Is $f^{-1}(1)$ a submanifold of $\Bbb S^2\times \Bbb S^2$?

Question

We consider $f:\Bbb S^2\times\Bbb S^2\to\Bbb R$ as the standard dot product of two points in $\Bbb R^3$. We need to prove that $f^{-1}(1)$ is a regular submanifold of $\Bbb S^2\times\Bbb S^2$.

If $1$ were a regular value, then it would be direct, but it isn't (the jacobian of $f$ is zero in every two points $x$ and $y$ such that $x=y$, and $f(x,x)=1$). Also, the rank of $f$ is not constant (since it can vary from $1$ and $2$).

I don't understand well how to prove it by definition. Could anyone please help me out?

Answer 1

The following result can be found in Lee's Introduction to Smooth Manifolds, Proposition 5.7.

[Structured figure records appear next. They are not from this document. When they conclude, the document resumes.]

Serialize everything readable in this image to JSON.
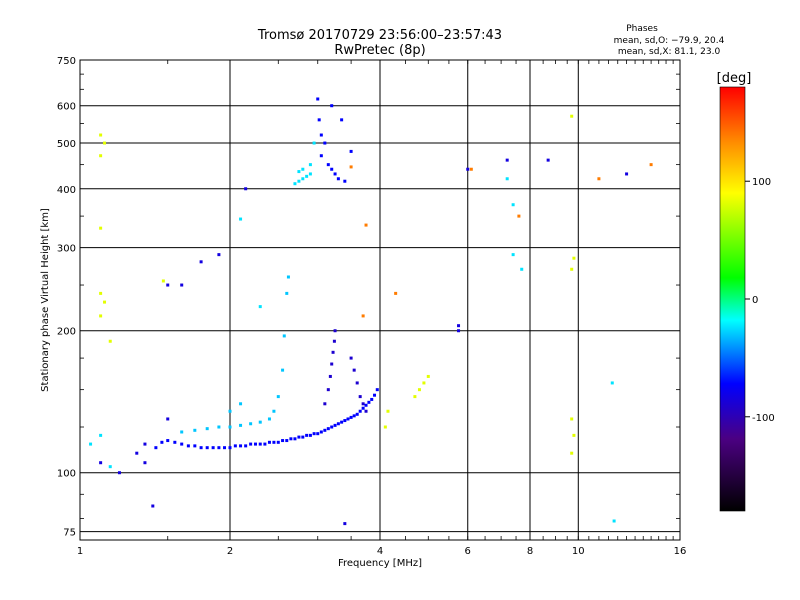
{
  "chart_data": {
    "type": "scatter",
    "title": "Tromsø 20170729 23:56:00–23:57:43",
    "subtitle": "RwPretec (8p)",
    "stats": {
      "heading": "Phases",
      "line_o": "mean, sd,O: −79.9, 20.4",
      "line_x": "mean, sd,X: 81.1, 23.0"
    },
    "xlabel": "Frequency [MHz]",
    "ylabel": "Stationary phase Virtual Height [km]",
    "xscale": "log2",
    "yscale": "log",
    "xlim": [
      1,
      16
    ],
    "ylim": [
      72,
      750
    ],
    "x_ticks": [
      1,
      2,
      4,
      6,
      8,
      10,
      16
    ],
    "x_tick_labels": [
      "1",
      "2",
      "4",
      "6",
      "8",
      "10",
      "16"
    ],
    "y_ticks": [
      75,
      100,
      200,
      300,
      400,
      500,
      600,
      750
    ],
    "y_tick_labels": [
      "75",
      "100",
      "200",
      "300",
      "400",
      "500",
      "600",
      "750"
    ],
    "grid": true,
    "colorbar": {
      "label": "[deg]",
      "range": [
        -180,
        180
      ],
      "ticks": [
        100,
        0,
        -100
      ],
      "tick_labels": [
        "100",
        "0",
        "-100"
      ]
    },
    "series": [
      {
        "name": "O-mode trace (bottom, blue)",
        "points": [
          [
            1.42,
            113
          ],
          [
            1.46,
            116
          ],
          [
            1.5,
            117
          ],
          [
            1.55,
            116
          ],
          [
            1.6,
            115
          ],
          [
            1.65,
            114
          ],
          [
            1.7,
            114
          ],
          [
            1.75,
            113
          ],
          [
            1.8,
            113
          ],
          [
            1.85,
            113
          ],
          [
            1.9,
            113
          ],
          [
            1.95,
            113
          ],
          [
            2.0,
            113
          ],
          [
            2.05,
            114
          ],
          [
            2.1,
            114
          ],
          [
            2.15,
            114
          ],
          [
            2.2,
            115
          ],
          [
            2.25,
            115
          ],
          [
            2.3,
            115
          ],
          [
            2.35,
            115
          ],
          [
            2.4,
            116
          ],
          [
            2.45,
            116
          ],
          [
            2.5,
            116
          ],
          [
            2.55,
            117
          ],
          [
            2.6,
            117
          ],
          [
            2.65,
            118
          ],
          [
            2.7,
            118
          ],
          [
            2.75,
            119
          ],
          [
            2.8,
            119
          ],
          [
            2.85,
            120
          ],
          [
            2.9,
            120
          ],
          [
            2.95,
            121
          ],
          [
            3.0,
            121
          ],
          [
            3.05,
            122
          ],
          [
            3.1,
            123
          ],
          [
            3.15,
            124
          ],
          [
            3.2,
            125
          ],
          [
            3.25,
            126
          ],
          [
            3.3,
            127
          ],
          [
            3.35,
            128
          ],
          [
            3.4,
            129
          ],
          [
            3.45,
            130
          ],
          [
            3.5,
            131
          ],
          [
            3.55,
            132
          ],
          [
            3.6,
            133
          ],
          [
            3.65,
            135
          ],
          [
            3.7,
            137
          ],
          [
            3.75,
            139
          ],
          [
            3.8,
            141
          ],
          [
            3.85,
            143
          ],
          [
            3.9,
            146
          ],
          [
            3.95,
            150
          ]
        ],
        "phase": -100
      },
      {
        "name": "O-mode spur (dark blue)",
        "points": [
          [
            3.1,
            140
          ],
          [
            3.15,
            150
          ],
          [
            3.18,
            160
          ],
          [
            3.2,
            170
          ],
          [
            3.22,
            180
          ],
          [
            3.24,
            190
          ],
          [
            3.25,
            200
          ],
          [
            3.5,
            175
          ],
          [
            3.55,
            165
          ],
          [
            3.6,
            155
          ],
          [
            3.65,
            145
          ],
          [
            3.7,
            140
          ],
          [
            3.75,
            135
          ]
        ],
        "phase": -115
      },
      {
        "name": "O-mode upper cluster (blue)",
        "points": [
          [
            3.0,
            620
          ],
          [
            3.02,
            560
          ],
          [
            3.05,
            520
          ],
          [
            3.1,
            500
          ],
          [
            3.05,
            470
          ],
          [
            3.15,
            450
          ],
          [
            3.2,
            440
          ],
          [
            3.25,
            430
          ],
          [
            3.3,
            420
          ],
          [
            3.4,
            415
          ],
          [
            3.5,
            480
          ],
          [
            3.35,
            560
          ],
          [
            3.2,
            600
          ]
        ],
        "phase": -100
      },
      {
        "name": "X-mode trace (cyan)",
        "points": [
          [
            1.6,
            122
          ],
          [
            1.7,
            123
          ],
          [
            1.8,
            124
          ],
          [
            1.9,
            125
          ],
          [
            2.0,
            125
          ],
          [
            2.1,
            126
          ],
          [
            2.2,
            127
          ],
          [
            2.3,
            128
          ],
          [
            2.4,
            130
          ],
          [
            2.45,
            135
          ],
          [
            2.5,
            145
          ],
          [
            2.55,
            165
          ],
          [
            2.57,
            195
          ],
          [
            2.6,
            240
          ],
          [
            2.62,
            260
          ],
          [
            2.0,
            135
          ],
          [
            2.1,
            140
          ]
        ],
        "phase": -65
      },
      {
        "name": "X-mode upper cluster (cyan)",
        "points": [
          [
            2.7,
            410
          ],
          [
            2.75,
            415
          ],
          [
            2.8,
            420
          ],
          [
            2.85,
            425
          ],
          [
            2.9,
            430
          ],
          [
            2.75,
            435
          ],
          [
            2.8,
            440
          ],
          [
            2.9,
            450
          ],
          [
            2.95,
            500
          ]
        ],
        "phase": -60
      },
      {
        "name": "Yellow/green echoes",
        "points": [
          [
            1.1,
            240
          ],
          [
            1.12,
            230
          ],
          [
            1.1,
            215
          ],
          [
            1.1,
            470
          ],
          [
            1.12,
            500
          ],
          [
            1.1,
            520
          ],
          [
            1.1,
            330
          ],
          [
            1.15,
            190
          ],
          [
            4.8,
            150
          ],
          [
            4.9,
            155
          ],
          [
            5.0,
            160
          ],
          [
            4.7,
            145
          ],
          [
            4.1,
            125
          ],
          [
            4.15,
            135
          ],
          [
            9.7,
            270
          ],
          [
            9.8,
            285
          ],
          [
            9.7,
            130
          ],
          [
            9.8,
            120
          ],
          [
            9.7,
            110
          ],
          [
            9.7,
            570
          ],
          [
            1.47,
            255
          ]
        ],
        "phase": 80
      },
      {
        "name": "Scattered dark blue",
        "points": [
          [
            1.2,
            100
          ],
          [
            1.1,
            105
          ],
          [
            1.35,
            105
          ],
          [
            1.35,
            115
          ],
          [
            1.5,
            250
          ],
          [
            1.6,
            250
          ],
          [
            1.75,
            280
          ],
          [
            1.9,
            290
          ],
          [
            5.75,
            205
          ],
          [
            5.75,
            200
          ],
          [
            6.0,
            440
          ],
          [
            7.2,
            460
          ],
          [
            8.7,
            460
          ],
          [
            12.5,
            430
          ],
          [
            2.15,
            400
          ],
          [
            1.4,
            85
          ],
          [
            1.3,
            110
          ],
          [
            3.4,
            78
          ],
          [
            1.5,
            130
          ]
        ],
        "phase": -110
      },
      {
        "name": "Scattered cyan",
        "points": [
          [
            1.05,
            115
          ],
          [
            1.1,
            120
          ],
          [
            1.15,
            103
          ],
          [
            7.2,
            420
          ],
          [
            7.4,
            370
          ],
          [
            2.1,
            345
          ],
          [
            11.7,
            155
          ],
          [
            11.8,
            79
          ],
          [
            7.4,
            290
          ],
          [
            7.7,
            270
          ],
          [
            2.3,
            225
          ]
        ],
        "phase": -60
      },
      {
        "name": "Red/orange echoes",
        "points": [
          [
            6.1,
            440
          ],
          [
            7.6,
            350
          ],
          [
            14.0,
            450
          ],
          [
            3.7,
            215
          ],
          [
            3.5,
            445
          ],
          [
            11.0,
            420
          ],
          [
            3.75,
            335
          ],
          [
            4.3,
            240
          ]
        ],
        "phase": 140
      }
    ]
  }
}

Let $M, N$ be smooth manifold and let $g : M\to N$ be a smooth map. Then the graph of $g$ $$ \Gamma_g =\{ (x, g(x)) \in M \times N : x\in M\}$$ is an embedded submanifold of dimension $m = \dim (M)$.

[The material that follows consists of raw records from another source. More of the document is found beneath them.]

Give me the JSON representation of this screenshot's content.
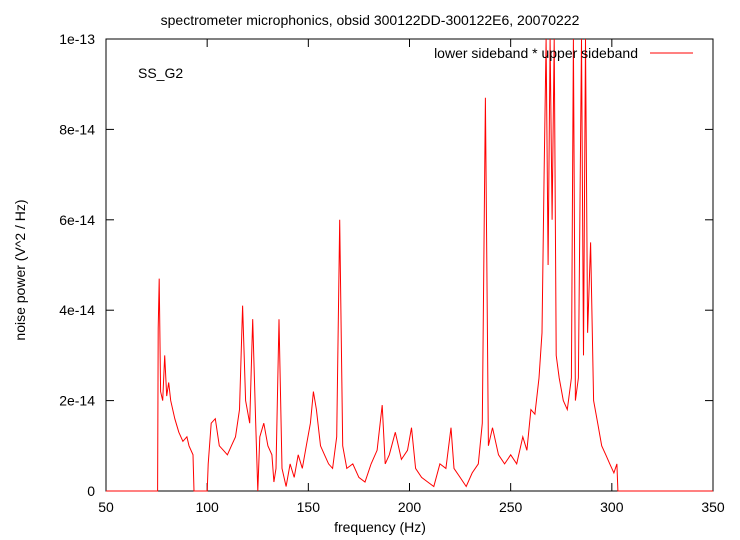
{
  "chart_data": {
    "type": "line",
    "title": "spectrometer microphonics, obsid 300122DD-300122E6, 20070222",
    "xlabel": "frequency (Hz)",
    "ylabel": "noise power (V^2 / Hz)",
    "annotation": "SS_G2",
    "xlim": [
      50,
      350
    ],
    "ylim": [
      0,
      1e-13
    ],
    "x_ticks": [
      50,
      100,
      150,
      200,
      250,
      300,
      350
    ],
    "x_tick_labels": [
      "50",
      "100",
      "150",
      "200",
      "250",
      "300",
      "350"
    ],
    "y_ticks": [
      0,
      2e-14,
      4e-14,
      6e-14,
      8e-14,
      1e-13
    ],
    "y_tick_labels": [
      "0",
      "2e-14",
      "4e-14",
      "6e-14",
      "8e-14",
      "1e-13"
    ],
    "grid": false,
    "legend_position": "top-right",
    "series": [
      {
        "name": "lower sideband * upper sideband",
        "color": "#ff0000",
        "points": [
          [
            50,
            0
          ],
          [
            75.5,
            0
          ],
          [
            75.8,
            3.6e-14
          ],
          [
            76.3,
            4.7e-14
          ],
          [
            77,
            2.2e-14
          ],
          [
            78,
            2e-14
          ],
          [
            79,
            3e-14
          ],
          [
            80,
            2.1e-14
          ],
          [
            81,
            2.4e-14
          ],
          [
            82,
            2e-14
          ],
          [
            84,
            1.6e-14
          ],
          [
            86,
            1.3e-14
          ],
          [
            88,
            1.1e-14
          ],
          [
            90,
            1.2e-14
          ],
          [
            91,
            1e-14
          ],
          [
            93,
            8e-15
          ],
          [
            93.5,
            0
          ],
          [
            100,
            0
          ],
          [
            100.5,
            6e-15
          ],
          [
            102,
            1.5e-14
          ],
          [
            104,
            1.6e-14
          ],
          [
            106,
            1e-14
          ],
          [
            108,
            9e-15
          ],
          [
            110,
            8e-15
          ],
          [
            112,
            1e-14
          ],
          [
            114,
            1.2e-14
          ],
          [
            116,
            1.8e-14
          ],
          [
            117.5,
            4.1e-14
          ],
          [
            119,
            2e-14
          ],
          [
            121,
            1.5e-14
          ],
          [
            122.5,
            3.8e-14
          ],
          [
            124,
            1.5e-14
          ],
          [
            125,
            0
          ],
          [
            126,
            1.2e-14
          ],
          [
            128,
            1.5e-14
          ],
          [
            130,
            1e-14
          ],
          [
            132,
            8e-15
          ],
          [
            133,
            2e-15
          ],
          [
            134,
            5e-15
          ],
          [
            135.5,
            3.8e-14
          ],
          [
            137,
            5e-15
          ],
          [
            139,
            1e-15
          ],
          [
            141,
            6e-15
          ],
          [
            143,
            3e-15
          ],
          [
            145,
            8e-15
          ],
          [
            147,
            5e-15
          ],
          [
            149,
            1e-14
          ],
          [
            151,
            1.5e-14
          ],
          [
            152.5,
            2.2e-14
          ],
          [
            154,
            1.8e-14
          ],
          [
            156,
            1e-14
          ],
          [
            158,
            8e-15
          ],
          [
            160,
            6e-15
          ],
          [
            162,
            5e-15
          ],
          [
            164,
            1.2e-14
          ],
          [
            165.5,
            6e-14
          ],
          [
            167,
            1e-14
          ],
          [
            169,
            5e-15
          ],
          [
            172,
            6e-15
          ],
          [
            175,
            3e-15
          ],
          [
            178,
            2e-15
          ],
          [
            181,
            6e-15
          ],
          [
            184,
            9e-15
          ],
          [
            186.5,
            1.9e-14
          ],
          [
            188,
            6e-15
          ],
          [
            190,
            8e-15
          ],
          [
            193,
            1.3e-14
          ],
          [
            196,
            7e-15
          ],
          [
            199,
            9e-15
          ],
          [
            201,
            1.4e-14
          ],
          [
            203,
            5e-15
          ],
          [
            206,
            3e-15
          ],
          [
            209,
            2e-15
          ],
          [
            212,
            1e-15
          ],
          [
            215,
            6e-15
          ],
          [
            218,
            5e-15
          ],
          [
            220.5,
            1.4e-14
          ],
          [
            222,
            5e-15
          ],
          [
            225,
            3e-15
          ],
          [
            228,
            1e-15
          ],
          [
            231,
            4e-15
          ],
          [
            234,
            6e-15
          ],
          [
            236,
            1.5e-14
          ],
          [
            237.5,
            8.7e-14
          ],
          [
            239,
            1e-14
          ],
          [
            241,
            1.4e-14
          ],
          [
            244,
            8e-15
          ],
          [
            247,
            6e-15
          ],
          [
            250,
            8e-15
          ],
          [
            253,
            6e-15
          ],
          [
            256,
            1.2e-14
          ],
          [
            258,
            9e-15
          ],
          [
            260,
            1.8e-14
          ],
          [
            262,
            1.7e-14
          ],
          [
            264,
            2.5e-14
          ],
          [
            265.5,
            3.5e-14
          ],
          [
            266.5,
            7e-14
          ],
          [
            267.5,
            1e-13
          ],
          [
            268.5,
            5e-14
          ],
          [
            269.5,
            1e-13
          ],
          [
            270.5,
            6e-14
          ],
          [
            271.5,
            1e-13
          ],
          [
            272.5,
            3e-14
          ],
          [
            274,
            2.5e-14
          ],
          [
            276,
            2e-14
          ],
          [
            278,
            1.8e-14
          ],
          [
            280,
            2.5e-14
          ],
          [
            281,
            1e-13
          ],
          [
            282,
            2e-14
          ],
          [
            283.5,
            2.5e-14
          ],
          [
            285,
            1e-13
          ],
          [
            286,
            3e-14
          ],
          [
            287,
            1e-13
          ],
          [
            288,
            3.5e-14
          ],
          [
            289.5,
            5.5e-14
          ],
          [
            291,
            2e-14
          ],
          [
            293,
            1.5e-14
          ],
          [
            295,
            1e-14
          ],
          [
            297,
            8e-15
          ],
          [
            299,
            6e-15
          ],
          [
            301,
            4e-15
          ],
          [
            302.5,
            6e-15
          ],
          [
            303,
            0
          ],
          [
            350,
            0
          ]
        ]
      }
    ]
  }
}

Setting $M = N = \mathbb S^2$ and $g : \mathbb S^2 \to \mathbb S^2$, $g(x) = x$, then

$$D = \{ (x, x) \in \mathbb S^2 \times \mathbb S^2 : x\in \mathbb S^2\}$$ is an embedded submanifold of $\mathbb S^2 \times \mathbb S^2$. Since $f^{-1}(1) = D$, $f^{-1}(1)$ is an embedded submanifold of $\mathbb S^2 \times \mathbb S^2$.